Three Americans win Nobel for work on subatomic force

Three Americans won the Nobel Prize in physics Tuesday for revealing how forces in the atomic nucleus keep it from flying apart — a discovery that has brought science one step closer to a “grand unified theory” of how the universe operates at the subatomic level.

The Royal Swedish Academy of Sciences awarded the $1.3 million prize to David J. Gross, H. David Politzer and Frank Wilczek for a 1973 breakthrough that explained the unusual properties of the strong force, which binds the fundamental particles known as quarks into protons and neutrons.

Their work has helped science get closer to “a theory for everything,” the academy said.

The academy said the three physicists discovered “something that, at first sight, seemed completely contradictory.”

They found that unlike electromagnetism and gravity, which grow more powerful as two particles get closer to each other, the strong force actually weakens as two quarks converge. It is as if the particles were connected by a rubber band that pulls them together more tightly as it stretches.

Wilczek, 53, and Politzer, 55, were still graduate students when they did their prize-winning work — Wilczek at Princeton and Politzer at Harvard; Gross, now 63, was a young professor at Princeton. Wilczek is now a professor at the Massachusetts Institute of Technology, Politzer is at the California Institute of Technology, and Gross is at the University of California at Santa Barbara.

Their achievement cemented the theory of quantum chromodynamics, or QCD, which describes the interactions of quarks and other subatomic particles inside the nucleus.

“All of us have talked about this for a long time as a very significant piece of work,” said Chris Quigg, a theoretical physicist at the Fermi National Accelerator Laboratory. “There’s a before the work that these people did and an after, and the after is much more glorious.”
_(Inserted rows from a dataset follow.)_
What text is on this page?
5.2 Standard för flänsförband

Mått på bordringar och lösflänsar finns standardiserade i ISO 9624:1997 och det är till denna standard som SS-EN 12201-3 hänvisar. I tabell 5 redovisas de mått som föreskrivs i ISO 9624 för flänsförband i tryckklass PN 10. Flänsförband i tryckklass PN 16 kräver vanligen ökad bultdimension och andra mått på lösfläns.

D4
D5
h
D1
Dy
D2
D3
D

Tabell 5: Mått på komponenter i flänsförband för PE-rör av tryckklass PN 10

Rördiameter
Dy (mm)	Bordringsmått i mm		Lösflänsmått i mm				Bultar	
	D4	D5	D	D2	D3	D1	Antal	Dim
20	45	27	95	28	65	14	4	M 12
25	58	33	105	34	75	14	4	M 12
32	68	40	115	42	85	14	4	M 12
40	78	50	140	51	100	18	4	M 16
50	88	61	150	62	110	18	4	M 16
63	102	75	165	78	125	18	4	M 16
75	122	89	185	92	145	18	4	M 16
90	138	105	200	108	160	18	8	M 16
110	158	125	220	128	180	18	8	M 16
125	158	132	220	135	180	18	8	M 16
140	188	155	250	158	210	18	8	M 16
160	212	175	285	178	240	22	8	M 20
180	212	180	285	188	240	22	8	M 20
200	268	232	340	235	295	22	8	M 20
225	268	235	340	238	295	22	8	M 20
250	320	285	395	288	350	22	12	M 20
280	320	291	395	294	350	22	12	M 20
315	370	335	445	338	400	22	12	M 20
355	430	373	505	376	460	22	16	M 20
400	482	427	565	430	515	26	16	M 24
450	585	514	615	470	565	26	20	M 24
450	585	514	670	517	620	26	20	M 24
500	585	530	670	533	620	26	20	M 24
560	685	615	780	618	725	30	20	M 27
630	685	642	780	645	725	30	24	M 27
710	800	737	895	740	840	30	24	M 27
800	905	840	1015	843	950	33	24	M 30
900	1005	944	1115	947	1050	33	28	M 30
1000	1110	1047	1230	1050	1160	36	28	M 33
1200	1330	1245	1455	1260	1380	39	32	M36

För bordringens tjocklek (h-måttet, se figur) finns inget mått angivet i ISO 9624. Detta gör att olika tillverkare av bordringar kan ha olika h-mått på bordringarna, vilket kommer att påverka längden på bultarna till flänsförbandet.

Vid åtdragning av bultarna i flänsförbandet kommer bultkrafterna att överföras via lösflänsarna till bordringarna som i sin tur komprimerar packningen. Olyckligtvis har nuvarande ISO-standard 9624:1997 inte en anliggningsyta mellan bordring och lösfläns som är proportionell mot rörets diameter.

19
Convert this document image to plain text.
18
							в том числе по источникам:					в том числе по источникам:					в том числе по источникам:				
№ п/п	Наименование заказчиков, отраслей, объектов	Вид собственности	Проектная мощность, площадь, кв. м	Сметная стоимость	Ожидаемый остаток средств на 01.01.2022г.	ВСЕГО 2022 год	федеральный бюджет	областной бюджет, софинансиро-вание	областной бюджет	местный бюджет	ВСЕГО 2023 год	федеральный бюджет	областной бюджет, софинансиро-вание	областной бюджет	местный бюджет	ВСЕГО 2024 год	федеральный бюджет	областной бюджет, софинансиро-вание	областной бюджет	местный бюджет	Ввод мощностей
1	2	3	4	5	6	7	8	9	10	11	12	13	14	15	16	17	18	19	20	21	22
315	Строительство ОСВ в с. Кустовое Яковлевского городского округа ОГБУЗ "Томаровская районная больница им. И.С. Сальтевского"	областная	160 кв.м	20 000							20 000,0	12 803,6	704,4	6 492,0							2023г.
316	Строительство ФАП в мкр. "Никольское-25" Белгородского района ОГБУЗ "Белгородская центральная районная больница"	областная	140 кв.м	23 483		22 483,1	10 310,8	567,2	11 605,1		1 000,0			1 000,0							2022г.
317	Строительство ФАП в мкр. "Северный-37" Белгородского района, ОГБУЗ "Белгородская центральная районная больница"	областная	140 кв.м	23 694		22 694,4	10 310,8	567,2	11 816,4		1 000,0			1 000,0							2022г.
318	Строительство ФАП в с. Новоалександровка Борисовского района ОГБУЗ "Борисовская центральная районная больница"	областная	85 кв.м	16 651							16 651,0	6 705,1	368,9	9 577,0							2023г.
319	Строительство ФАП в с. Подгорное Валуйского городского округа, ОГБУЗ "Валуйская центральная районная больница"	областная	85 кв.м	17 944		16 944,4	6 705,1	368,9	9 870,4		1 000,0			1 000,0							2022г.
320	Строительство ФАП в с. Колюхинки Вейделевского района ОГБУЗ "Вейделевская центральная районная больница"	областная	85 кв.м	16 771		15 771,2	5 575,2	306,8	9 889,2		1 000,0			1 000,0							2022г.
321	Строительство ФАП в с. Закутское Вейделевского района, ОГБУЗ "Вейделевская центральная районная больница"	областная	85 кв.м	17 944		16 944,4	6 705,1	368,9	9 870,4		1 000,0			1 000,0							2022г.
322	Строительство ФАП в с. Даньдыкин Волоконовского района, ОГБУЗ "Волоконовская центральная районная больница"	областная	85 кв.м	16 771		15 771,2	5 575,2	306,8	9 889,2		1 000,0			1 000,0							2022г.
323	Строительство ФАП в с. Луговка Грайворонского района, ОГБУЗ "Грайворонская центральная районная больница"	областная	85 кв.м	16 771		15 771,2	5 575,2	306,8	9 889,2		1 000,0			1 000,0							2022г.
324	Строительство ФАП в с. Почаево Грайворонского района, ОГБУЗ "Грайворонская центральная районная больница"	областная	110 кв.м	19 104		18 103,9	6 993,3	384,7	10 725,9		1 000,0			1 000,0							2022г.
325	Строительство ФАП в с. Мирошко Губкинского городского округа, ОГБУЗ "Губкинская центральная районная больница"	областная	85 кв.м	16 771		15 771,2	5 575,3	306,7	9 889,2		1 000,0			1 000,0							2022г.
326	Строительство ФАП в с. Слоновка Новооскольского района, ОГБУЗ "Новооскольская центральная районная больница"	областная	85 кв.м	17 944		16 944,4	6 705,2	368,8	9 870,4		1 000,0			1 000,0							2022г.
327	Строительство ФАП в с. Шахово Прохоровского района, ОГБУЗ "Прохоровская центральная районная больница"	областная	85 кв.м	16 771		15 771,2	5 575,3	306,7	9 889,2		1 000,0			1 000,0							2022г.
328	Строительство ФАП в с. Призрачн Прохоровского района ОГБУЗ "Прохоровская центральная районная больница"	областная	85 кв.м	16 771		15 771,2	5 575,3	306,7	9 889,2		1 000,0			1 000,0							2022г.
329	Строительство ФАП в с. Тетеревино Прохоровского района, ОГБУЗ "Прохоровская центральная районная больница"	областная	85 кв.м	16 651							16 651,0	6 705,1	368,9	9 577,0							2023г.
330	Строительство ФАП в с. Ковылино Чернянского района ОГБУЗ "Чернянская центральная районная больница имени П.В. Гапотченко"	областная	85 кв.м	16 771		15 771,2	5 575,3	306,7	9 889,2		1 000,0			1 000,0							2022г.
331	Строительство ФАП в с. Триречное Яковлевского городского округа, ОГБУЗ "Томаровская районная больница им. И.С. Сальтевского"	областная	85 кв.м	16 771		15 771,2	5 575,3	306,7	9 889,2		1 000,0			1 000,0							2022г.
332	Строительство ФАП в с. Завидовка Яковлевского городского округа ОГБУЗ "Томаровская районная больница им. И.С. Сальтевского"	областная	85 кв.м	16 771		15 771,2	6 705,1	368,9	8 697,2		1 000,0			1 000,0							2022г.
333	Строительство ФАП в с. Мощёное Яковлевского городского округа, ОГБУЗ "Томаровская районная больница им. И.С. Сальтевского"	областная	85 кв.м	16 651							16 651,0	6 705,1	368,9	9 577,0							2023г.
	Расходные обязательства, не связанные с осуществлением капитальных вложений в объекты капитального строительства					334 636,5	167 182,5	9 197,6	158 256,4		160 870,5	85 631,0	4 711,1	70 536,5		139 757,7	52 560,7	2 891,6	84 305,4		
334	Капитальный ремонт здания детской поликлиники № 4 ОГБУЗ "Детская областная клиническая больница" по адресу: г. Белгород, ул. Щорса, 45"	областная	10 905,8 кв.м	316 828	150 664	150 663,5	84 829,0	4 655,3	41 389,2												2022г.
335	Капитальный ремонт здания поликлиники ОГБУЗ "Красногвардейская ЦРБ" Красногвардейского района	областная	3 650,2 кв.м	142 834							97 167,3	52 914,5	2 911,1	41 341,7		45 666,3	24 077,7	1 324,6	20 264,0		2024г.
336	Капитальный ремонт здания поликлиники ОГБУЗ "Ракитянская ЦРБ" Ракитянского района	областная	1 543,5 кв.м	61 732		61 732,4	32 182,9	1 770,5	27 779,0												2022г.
Before their explanation of the strong force’s properties, Quigg said, the issue of how mass arises in protons and neutrons, and thus in virtually all of the universe’s visible matter, was considered beyond scientific inquiry. Afterward, it was relatively easy to show how mass arises from the interactions between quarks in an atom’s nucleus.

Perhaps more significantly, the establishment of QCD helped demonstrate the possibility of uniting the electromagnetic, strong and weak forces — the weak force governs radioactive decay — into a single “grand unified theory” of particle physics.

Some even see the possibility of going further by drawing in Einstein’s theory of general relativity, which describes how gravity works and predicts the existence of black holes, wormholes and other far-out phenomena. The work of Wilczek, Gross and Politzer brought science one step closer to that “grand dream,” the Swedish academy noted.